Covid19, les statistiques ne font pas une politique (pour Figaro Vox)

L’une des caractéristiques du traitement politique de la crise du covid-19 est la profusion des statistiques qui caractérise la communication officielle. Jamais dans l’histoire, une situation critique, sur le plan militaire, sanitaire ou économique, n’aura donné lieu à une telle déferlante de chiffres. Chaque jour tombe son lot d’informations quantitatives, à l’image d’un tableau de bord national : le nombre total des « cas confirmés » (2,3 millions), et son augmentation quotidienne (12 000), celui des décès, (55 000) et de leur hausse sur 24 heures, celui des « clusters » et des départements en vulnérabilité, le « taux de positivité des tests », les nouvelles hospitalisations en sept jours (8374) et les entrées en réanimation (1131). Sommet du raffinement : les PV pour infraction au confinement font aussi l’objet d’un chiffrage public (260000) …

Cette profusion de chiffres vise à favoriser la sensibilisation et la responsabilisation de l’opinion publique, face aux risques de contagion. Mais au-delà, son caractère systématique, son intensité quotidienne et son perfectionnisme, traduisent une pression anxiogène sur l’opinion destinée à lui imposer une discipline. Elle reflète une approche techno-sanitaire de la crise actuelle, dominée par une batterie d’indicateurs et l’influence prédominante d’experts dits scientifiques fortement médiatisés et implantés dans les rouages de décision.

Une nouvelle étape a été franchie dans cette conversion de la France à la logique d’un tableau de bord national lors de l’allocution télévisuelle du chef de l’Etat du 24 novembre annonçant des objectifs statistiques à atteindre pour remplir les conditions d’un déconfinement le 15 décembre : moins de 5000 contaminations quotidiennes et 3000 placements en réanimation.

La nation est ainsi pilotée comme une entreprise ou une administration, dans une logique gestionnaire. Le pouvoir politique s’en remet principalement à des indicateurs, définis par les experts, qui conditionnent les orientations futures, et se lie ainsi les mains. Le nombre quotidien des contaminations s’impose comme l’un des critères déterminants de la poursuite ou sortie du confinement. D’après la communication officielle, la stabilisation en cours, aux alentours de 12 000 contaminations en 24 heures, laisse peu d’espoir, une semaine avant l’échéance, d’atteindre la cible. L’échec devrait se traduire par des contraintes renouvelées ou renforcées.

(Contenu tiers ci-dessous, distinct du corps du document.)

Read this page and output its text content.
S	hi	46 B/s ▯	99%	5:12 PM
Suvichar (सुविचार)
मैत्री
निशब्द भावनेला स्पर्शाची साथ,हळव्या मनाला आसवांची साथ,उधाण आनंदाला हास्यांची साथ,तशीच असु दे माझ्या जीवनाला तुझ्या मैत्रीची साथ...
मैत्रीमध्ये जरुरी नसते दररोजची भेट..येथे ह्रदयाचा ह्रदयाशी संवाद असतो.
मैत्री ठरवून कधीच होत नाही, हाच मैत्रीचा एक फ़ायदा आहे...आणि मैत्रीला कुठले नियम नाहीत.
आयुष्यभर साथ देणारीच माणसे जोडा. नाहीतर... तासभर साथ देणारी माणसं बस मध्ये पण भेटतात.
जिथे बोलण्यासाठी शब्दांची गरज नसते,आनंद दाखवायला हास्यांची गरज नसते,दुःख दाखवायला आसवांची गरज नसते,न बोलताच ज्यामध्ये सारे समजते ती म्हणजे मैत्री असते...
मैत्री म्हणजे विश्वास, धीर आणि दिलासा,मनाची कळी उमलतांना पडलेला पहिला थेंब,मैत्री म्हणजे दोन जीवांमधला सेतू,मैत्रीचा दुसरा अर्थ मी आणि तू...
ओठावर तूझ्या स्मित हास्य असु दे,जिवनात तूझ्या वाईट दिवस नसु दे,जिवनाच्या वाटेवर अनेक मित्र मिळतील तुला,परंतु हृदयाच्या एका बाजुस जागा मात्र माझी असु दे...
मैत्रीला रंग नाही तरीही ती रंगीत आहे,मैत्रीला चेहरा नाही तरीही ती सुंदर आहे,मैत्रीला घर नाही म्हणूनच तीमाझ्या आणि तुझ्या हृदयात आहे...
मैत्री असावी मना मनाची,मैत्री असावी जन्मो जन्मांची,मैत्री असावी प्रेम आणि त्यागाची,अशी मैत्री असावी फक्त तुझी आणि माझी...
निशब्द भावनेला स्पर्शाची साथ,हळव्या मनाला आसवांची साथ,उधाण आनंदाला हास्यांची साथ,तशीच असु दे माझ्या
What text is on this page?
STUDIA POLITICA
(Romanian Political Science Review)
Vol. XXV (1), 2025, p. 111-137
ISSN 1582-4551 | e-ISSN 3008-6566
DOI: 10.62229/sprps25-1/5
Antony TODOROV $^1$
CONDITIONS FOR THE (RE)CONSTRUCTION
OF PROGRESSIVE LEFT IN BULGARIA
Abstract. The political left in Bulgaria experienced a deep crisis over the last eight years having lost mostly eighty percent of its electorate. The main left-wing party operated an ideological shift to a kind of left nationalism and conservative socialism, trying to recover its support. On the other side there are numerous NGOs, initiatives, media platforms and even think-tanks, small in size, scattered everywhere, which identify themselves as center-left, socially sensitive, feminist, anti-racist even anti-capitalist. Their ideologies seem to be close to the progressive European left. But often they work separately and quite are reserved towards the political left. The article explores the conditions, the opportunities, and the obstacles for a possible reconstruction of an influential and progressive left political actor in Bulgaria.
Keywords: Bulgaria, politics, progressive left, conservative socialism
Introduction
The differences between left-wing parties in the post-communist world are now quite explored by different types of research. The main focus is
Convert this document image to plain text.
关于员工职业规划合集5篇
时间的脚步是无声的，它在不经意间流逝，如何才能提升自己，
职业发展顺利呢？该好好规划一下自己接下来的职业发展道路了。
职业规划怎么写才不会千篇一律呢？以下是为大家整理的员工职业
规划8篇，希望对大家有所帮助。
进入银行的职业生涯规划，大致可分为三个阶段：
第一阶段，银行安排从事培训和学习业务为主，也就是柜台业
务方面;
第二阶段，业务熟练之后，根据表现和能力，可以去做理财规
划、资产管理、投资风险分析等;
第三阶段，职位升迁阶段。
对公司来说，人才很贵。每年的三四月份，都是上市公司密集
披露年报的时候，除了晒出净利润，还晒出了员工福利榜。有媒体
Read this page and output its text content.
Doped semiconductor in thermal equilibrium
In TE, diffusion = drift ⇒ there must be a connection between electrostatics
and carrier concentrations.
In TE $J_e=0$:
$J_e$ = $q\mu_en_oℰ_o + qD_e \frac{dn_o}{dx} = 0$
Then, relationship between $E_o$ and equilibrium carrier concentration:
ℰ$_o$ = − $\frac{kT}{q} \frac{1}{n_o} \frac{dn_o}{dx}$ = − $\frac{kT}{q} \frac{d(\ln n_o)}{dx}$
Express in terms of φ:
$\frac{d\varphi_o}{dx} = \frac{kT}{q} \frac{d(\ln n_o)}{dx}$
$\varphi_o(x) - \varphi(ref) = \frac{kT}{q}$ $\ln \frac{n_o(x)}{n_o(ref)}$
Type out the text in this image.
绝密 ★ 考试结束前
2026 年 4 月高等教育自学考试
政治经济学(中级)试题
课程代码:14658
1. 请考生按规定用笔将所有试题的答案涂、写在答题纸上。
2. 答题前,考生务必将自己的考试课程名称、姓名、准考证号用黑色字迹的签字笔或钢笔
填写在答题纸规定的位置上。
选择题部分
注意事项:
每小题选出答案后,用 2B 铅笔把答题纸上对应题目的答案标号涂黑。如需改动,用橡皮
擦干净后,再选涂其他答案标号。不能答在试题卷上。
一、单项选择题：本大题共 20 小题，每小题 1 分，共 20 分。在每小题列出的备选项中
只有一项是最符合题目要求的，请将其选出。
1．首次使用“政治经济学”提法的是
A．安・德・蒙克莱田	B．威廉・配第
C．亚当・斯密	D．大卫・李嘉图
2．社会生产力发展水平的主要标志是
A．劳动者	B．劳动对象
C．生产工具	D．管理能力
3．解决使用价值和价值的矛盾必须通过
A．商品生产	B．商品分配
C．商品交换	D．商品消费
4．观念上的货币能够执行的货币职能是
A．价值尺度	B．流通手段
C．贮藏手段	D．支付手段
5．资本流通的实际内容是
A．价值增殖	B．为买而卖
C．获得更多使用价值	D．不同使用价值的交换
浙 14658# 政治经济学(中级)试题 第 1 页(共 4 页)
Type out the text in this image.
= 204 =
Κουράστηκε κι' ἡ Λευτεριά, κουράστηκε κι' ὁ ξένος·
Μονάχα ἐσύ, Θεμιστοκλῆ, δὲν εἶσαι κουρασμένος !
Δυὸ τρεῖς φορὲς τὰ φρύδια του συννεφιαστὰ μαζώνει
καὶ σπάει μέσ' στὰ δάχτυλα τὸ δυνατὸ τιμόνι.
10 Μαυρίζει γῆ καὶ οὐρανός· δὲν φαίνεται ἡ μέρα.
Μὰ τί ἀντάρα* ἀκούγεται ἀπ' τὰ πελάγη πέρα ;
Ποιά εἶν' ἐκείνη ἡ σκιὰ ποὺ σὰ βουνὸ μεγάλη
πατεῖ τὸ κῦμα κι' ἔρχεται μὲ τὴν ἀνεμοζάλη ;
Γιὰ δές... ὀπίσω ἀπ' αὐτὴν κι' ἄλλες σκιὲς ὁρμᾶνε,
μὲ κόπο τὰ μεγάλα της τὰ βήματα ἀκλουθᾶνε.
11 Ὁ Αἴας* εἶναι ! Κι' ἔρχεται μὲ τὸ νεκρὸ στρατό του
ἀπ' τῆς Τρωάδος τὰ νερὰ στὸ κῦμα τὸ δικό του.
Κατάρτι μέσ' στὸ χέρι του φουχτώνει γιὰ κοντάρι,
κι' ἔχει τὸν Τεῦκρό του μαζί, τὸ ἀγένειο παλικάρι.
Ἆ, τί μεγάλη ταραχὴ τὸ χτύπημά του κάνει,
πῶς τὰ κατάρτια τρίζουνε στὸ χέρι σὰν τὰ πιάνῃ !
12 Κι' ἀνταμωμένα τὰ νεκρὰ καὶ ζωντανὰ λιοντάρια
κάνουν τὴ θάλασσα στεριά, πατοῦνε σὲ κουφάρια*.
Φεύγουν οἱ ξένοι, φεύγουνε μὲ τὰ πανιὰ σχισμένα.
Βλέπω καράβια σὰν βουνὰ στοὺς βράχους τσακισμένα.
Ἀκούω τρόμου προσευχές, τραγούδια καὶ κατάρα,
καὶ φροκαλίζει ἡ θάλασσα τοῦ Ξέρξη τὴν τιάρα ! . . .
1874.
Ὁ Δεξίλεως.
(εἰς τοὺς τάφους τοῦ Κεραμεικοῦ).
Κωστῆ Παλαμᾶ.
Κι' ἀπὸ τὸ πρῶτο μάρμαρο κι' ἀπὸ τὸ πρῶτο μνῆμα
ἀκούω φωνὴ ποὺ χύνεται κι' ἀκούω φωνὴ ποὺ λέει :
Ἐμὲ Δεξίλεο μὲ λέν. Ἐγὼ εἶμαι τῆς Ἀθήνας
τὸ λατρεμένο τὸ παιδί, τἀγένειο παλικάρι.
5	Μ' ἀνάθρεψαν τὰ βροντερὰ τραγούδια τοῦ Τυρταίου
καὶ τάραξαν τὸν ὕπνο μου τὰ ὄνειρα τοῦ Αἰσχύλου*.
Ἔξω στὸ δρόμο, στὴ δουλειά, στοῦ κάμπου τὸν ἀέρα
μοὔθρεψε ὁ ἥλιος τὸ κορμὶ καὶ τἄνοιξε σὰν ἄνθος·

Pourtant, il n’appartient pas aux chiffres de définir seuls la politique d’une nation. L’avenir de la France ne peut pas se réduire au décompte de « nouveaux cas confirmés ». Les statistiques ne sont qu’un outil parmi d’autres et non une fin en soi. Qui donc pourra jamais quantifier les ravages causés à la dignité des Français par la suspension de la liberté d’aller-et-venir, l’obligation de justifier auprès de l’administration chacune de leur sortie ? Ou encore l’humiliation ressentie face à la définition arbitraire de leurs besoins essentiels et non essentiels, à l’image de l’interdiction, pendant un mois, d’acheter des livres en librairie ?

La détresse des commerçants et des restaurateurs, privés de leur gagne-pain et de leur raison de vivre, des saisonniers en stations de ski, les créateurs et salariés de la culture, des millions de personnes ruinées, jetées l’enfer du chômage et du désœuvrement, la misère sociale, familiale et psychologique engendrée par le confinement, ne sont pas davantage des réalités mesurables. Les conséquences stratégiques, à long terme, de l’écroulement de l’économie française , mais aussi de l’effondrement du système éducatif français sur l’intelligence collective et la compétitivité de la nation, échappent, elles aussi, pour l’essentiel, à toute logique comptable.

Enfin que dire de l’effritement de la confiance des Français en leurs dirigeants politiques? Toute période de crise grave appelle à l’union sacrée de la nation derrière ses chefs. Aujourd’hui, c’est le contraire qui se produit. Un pays peut-il s’en sortir dans un tel climat de défiance et de morosité ? Les Français ont connu la Bérézina des masques, un premier confinement, suivi d’un relâchement, puis un « couvre-feu », suivi d’un nouveau confinement, enfin l’annonce d’un nouveau couvre-feu et de contraintes supplémentaires, sans que jamais n’apparaisse le bout du tunnel. Le raidissement d’une partie de l’opinion face à la perspective d’un vaccin est le fruit de cette débâcle. Ballottée au gré des caprices d’un virus et des injonctions contradictoires, la France désespère. Et ce désespoir n’est pas non plus chiffrable. Par-delà les statistiques anxiogènes, il manque à la France un discours d’espérance.